Die am SFB beteiligten Gruppen versuchen aufzuklären, wie die jeweilige Mikroumgebung eines Proteins die Funktionsweise eines Organells und letztlich der ganzen Zelle beeinflusst. Von besonderem Interesse für den neuen SFB 944 ist die raum/zeitliche Veränderung solcher Mikrokompartimente und ihre Bedeutung für das (Über-)leben von Organismen. Ziel des SFB 944 ist das Aufdecken allgemein gültiger Prinzipien der Organisation von suborganellaren Strukturen und ihrer Physiologie.

Eine derart komplexe Fragestellung erfordert ein umfangreiches zellbiologisches und biophysikalisches Methodenarsenal: von der Identifikation neuer Komponenten über ihre Verortung und Dynamik mittels hochauflösender Mikroskopie bis hin zur quantitativen Analyse der Wechselwirkungen. Die apparative Infrastruktur der Biologie wird mit Hilfe des neuen Sonderforschungsbereiches erweitert werden, und sie steht allen Arbeitsgruppen zur Verfügung.

Der SFB 944 zeichnet sich auch durch die fächerübergreifende Zusammenarbeit von Arbeitsgruppen aus der Osnabrücker Biologie, Physik und Mathematik sowie zwei Arbeitsgruppen der Universität Münster aus. 

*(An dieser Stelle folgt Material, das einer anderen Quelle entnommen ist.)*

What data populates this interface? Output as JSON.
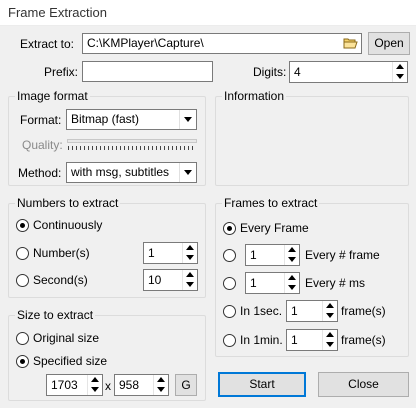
{
  "window": {
    "title": "Frame Extraction"
  },
  "extract_to": {
    "label": "Extract to:",
    "value": "C:\\KMPlayer\\Capture\\",
    "open_label": "Open"
  },
  "prefix": {
    "label": "Prefix:",
    "value": ""
  },
  "digits": {
    "label": "Digits:",
    "value": "4"
  },
  "image_format": {
    "title": "Image format",
    "format_label": "Format:",
    "format_value": "Bitmap (fast)",
    "quality_label": "Quality:",
    "method_label": "Method:",
    "method_value": "with msg, subtitles"
  },
  "information": {
    "title": "Information"
  },
  "numbers_to_extract": {
    "title": "Numbers to extract",
    "continuously": "Continuously",
    "numbers": "Number(s)",
    "numbers_value": "1",
    "seconds": "Second(s)",
    "seconds_value": "10"
  },
  "frames_to_extract": {
    "title": "Frames to extract",
    "every_frame": "Every Frame",
    "every_n_frame_value": "1",
    "every_n_frame_label": "Every # frame",
    "every_n_ms_value": "1",
    "every_n_ms_label": "Every # ms",
    "in_1sec_label": "In 1sec.",
    "in_1sec_value": "1",
    "in_1sec_unit": "frame(s)",
    "in_1min_label": "In 1min.",
    "in_1min_value": "1",
    "in_1min_unit": "frame(s)"
  },
  "size_to_extract": {
    "title": "Size to extract",
    "original": "Original size",
    "specified": "Specified size",
    "width": "1703",
    "separator": "x",
    "height": "958",
    "g_label": "G"
  },
  "actions": {
    "start": "Start",
    "close": "Close"
  }
}
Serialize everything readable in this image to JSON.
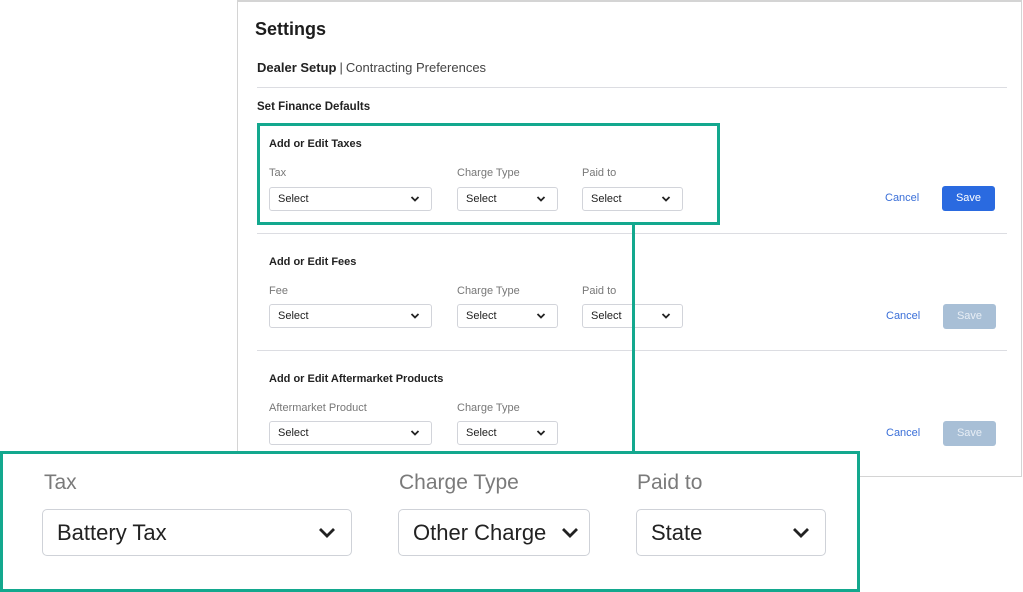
{
  "page": {
    "title": "Settings",
    "subnav": {
      "active": "Dealer Setup",
      "separator": "|",
      "link": "Contracting Preferences"
    },
    "section_title": "Set Finance Defaults"
  },
  "taxes": {
    "heading": "Add or Edit Taxes",
    "fields": [
      {
        "label": "Tax",
        "value": "Select"
      },
      {
        "label": "Charge Type",
        "value": "Select"
      },
      {
        "label": "Paid to",
        "value": "Select"
      }
    ],
    "cancel": "Cancel",
    "save": "Save",
    "save_enabled": true
  },
  "fees": {
    "heading": "Add or Edit Fees",
    "fields": [
      {
        "label": "Fee",
        "value": "Select"
      },
      {
        "label": "Charge Type",
        "value": "Select"
      },
      {
        "label": "Paid to",
        "value": "Select"
      }
    ],
    "cancel": "Cancel",
    "save": "Save",
    "save_enabled": false
  },
  "aftermarket": {
    "heading": "Add or Edit Aftermarket Products",
    "fields": [
      {
        "label": "Aftermarket Product",
        "value": "Select"
      },
      {
        "label": "Charge Type",
        "value": "Select"
      }
    ],
    "cancel": "Cancel",
    "save": "Save",
    "save_enabled": false
  },
  "zoom_callout": {
    "fields": [
      {
        "label": "Tax",
        "value": "Battery Tax"
      },
      {
        "label": "Charge Type",
        "value": "Other Charge"
      },
      {
        "label": "Paid to",
        "value": "State"
      }
    ]
  },
  "colors": {
    "highlight": "#13a88e",
    "primary_button": "#2a6ae0",
    "disabled_button": "#a8bfd6",
    "link": "#3a6fd8"
  },
  "icons": {
    "dropdown": "chevron-down-icon"
  }
}
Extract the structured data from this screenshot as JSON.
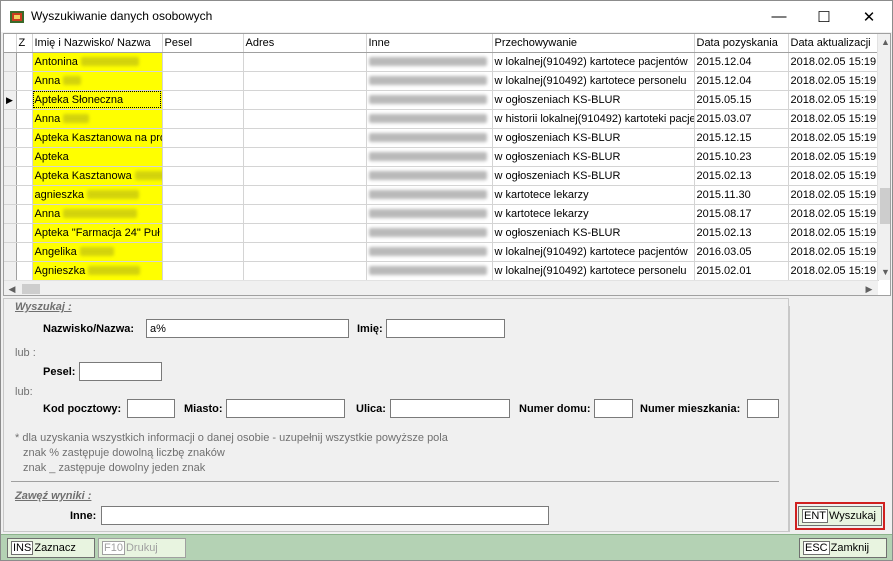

Abbildung 3 Untersuchung von Mikrokompartimenten auf der Plasmamembran menschlicher Zellen mittels 3-Farben-Höchstauflösungsmikroskopie. Die Proteinuntereinheiten IFNAR1 (grün) und IFNAR2 (rot) des Typ I-Interferonrezeptors sowie das Aktin-Zytoskelett (blau) wurden in lebenden HeLa-Zellen mit photoschaltbaren Fluoreszenzfarbstoffen markiert. Anschließend können dann durch sukzessive Photoaktivierung einzelne Fluorophore mit einer Genauigkeit von ca. 20 nm lokalisiert werden. Aus diesen Einzelmessungen lassen sich Bilder mit einer etwa zehnfach höheren Auflösung erhalten als mit üblichen Fluoreszenzmikroskopie-Techniken. Im Übersichtsbild (A) sind die Konturen der Zelle erkennbar. Im Ausschnitt (B) sind mehrere Bereiche mit charakteristischer submikroskopischer Organisation der beteiligten Proteine noch weiter vergrößert dargestellt. Durch die sehr hohe Auflösung wird die Organisation einzelner IFNAR1- und IFNAR2-Moleküle entlang zytoskelettaler Strukturen erkennbar.